I agree accountability is a big part of emotional maturity. In as far as this thread the accountability is being a present, involved, parent to one's child(ren). Again, I applaud all the single parents for stepping up and taking responsibility, showing maturity and moral fiber by continuing to be a present and reliable parent in spite of the sacrifices and hardships. What led to divorce is irrelevant.
On a positive note this has moved away from the belief all single parents are shameful harlots who had unprotected sex with strangers and should pay the consequences.
That's because the Fed Gov financially incentivizes single-parent households by giving them all kinds of social program benefits. It should come as NO surprise to anyone that the US gets what it pays for.
On a positive note this has moved away from the belief all single parents are shameful harlots who had unprotected sex with strangers and should pay the consequences.
I don't believe in shaming single parents. Everybody has to live with the cards they're dealt with.
This social issue has existed for a long time. A solution to it won't be found overnight.
I became a single parent when my kids were 6 and 2. The government didn't give me any financial incentives to do so. Oh yeah, there was survivor's benefits for the kids (Children who suffer the death of a parent or guardian may receive up to 75% of the deceased person’s Social Security retirement benefit until age 18.The parent must have died after working in a job where they paid Social Security taxes).
Perhaps the government should stop giving incentives to not working; unemployment and social security.

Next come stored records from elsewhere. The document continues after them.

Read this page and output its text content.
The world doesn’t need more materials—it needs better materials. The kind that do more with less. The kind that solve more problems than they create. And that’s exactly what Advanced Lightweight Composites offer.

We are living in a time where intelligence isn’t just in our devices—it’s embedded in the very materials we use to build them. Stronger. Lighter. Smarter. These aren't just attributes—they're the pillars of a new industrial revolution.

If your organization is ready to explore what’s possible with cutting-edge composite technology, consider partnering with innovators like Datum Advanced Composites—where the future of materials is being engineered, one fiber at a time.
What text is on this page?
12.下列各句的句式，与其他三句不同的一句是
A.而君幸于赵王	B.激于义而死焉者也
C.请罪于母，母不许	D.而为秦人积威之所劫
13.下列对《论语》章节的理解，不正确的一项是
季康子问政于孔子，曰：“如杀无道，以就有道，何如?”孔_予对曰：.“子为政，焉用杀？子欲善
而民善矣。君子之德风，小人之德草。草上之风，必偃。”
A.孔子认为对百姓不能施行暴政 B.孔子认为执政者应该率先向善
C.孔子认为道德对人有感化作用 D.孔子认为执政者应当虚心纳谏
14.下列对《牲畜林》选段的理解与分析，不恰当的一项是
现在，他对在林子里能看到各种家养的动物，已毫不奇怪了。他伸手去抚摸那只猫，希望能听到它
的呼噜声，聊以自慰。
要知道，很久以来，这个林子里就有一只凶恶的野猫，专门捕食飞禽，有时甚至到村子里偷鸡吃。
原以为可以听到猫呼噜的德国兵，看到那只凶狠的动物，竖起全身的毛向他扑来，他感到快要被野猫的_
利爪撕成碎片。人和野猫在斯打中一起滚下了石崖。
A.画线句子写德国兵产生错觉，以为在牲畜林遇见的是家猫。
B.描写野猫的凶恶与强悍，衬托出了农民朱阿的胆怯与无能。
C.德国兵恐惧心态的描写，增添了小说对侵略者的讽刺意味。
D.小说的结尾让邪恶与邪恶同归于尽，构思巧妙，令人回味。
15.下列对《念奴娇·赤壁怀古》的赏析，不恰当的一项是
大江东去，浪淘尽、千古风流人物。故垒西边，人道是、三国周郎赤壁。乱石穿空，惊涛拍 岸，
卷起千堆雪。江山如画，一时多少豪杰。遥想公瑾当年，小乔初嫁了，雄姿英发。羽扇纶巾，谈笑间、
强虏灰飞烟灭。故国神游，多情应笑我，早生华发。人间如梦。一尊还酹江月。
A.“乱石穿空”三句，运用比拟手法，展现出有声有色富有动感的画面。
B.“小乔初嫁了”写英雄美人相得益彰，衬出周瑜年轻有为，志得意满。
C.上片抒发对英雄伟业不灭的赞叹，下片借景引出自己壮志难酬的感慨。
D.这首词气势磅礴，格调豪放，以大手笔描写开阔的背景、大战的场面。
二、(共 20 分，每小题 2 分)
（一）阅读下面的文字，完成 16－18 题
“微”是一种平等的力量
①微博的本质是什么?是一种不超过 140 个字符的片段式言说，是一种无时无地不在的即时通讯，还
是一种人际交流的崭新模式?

I think you asked him a similar question about if a person should stay in a marriage where there is abuse and addiction, etc. and he never answered.
Right?
Apparently he can't or won't admit that while couples should try to work out their differences, it's often not practical, and sometimes outright dangerous. Or else he really thinks all parents should stay married under any circumstances, and the outcomes then fall under the "they chose that life, now they're reaping the consequences, too bad, not my problem" that I hear from many people.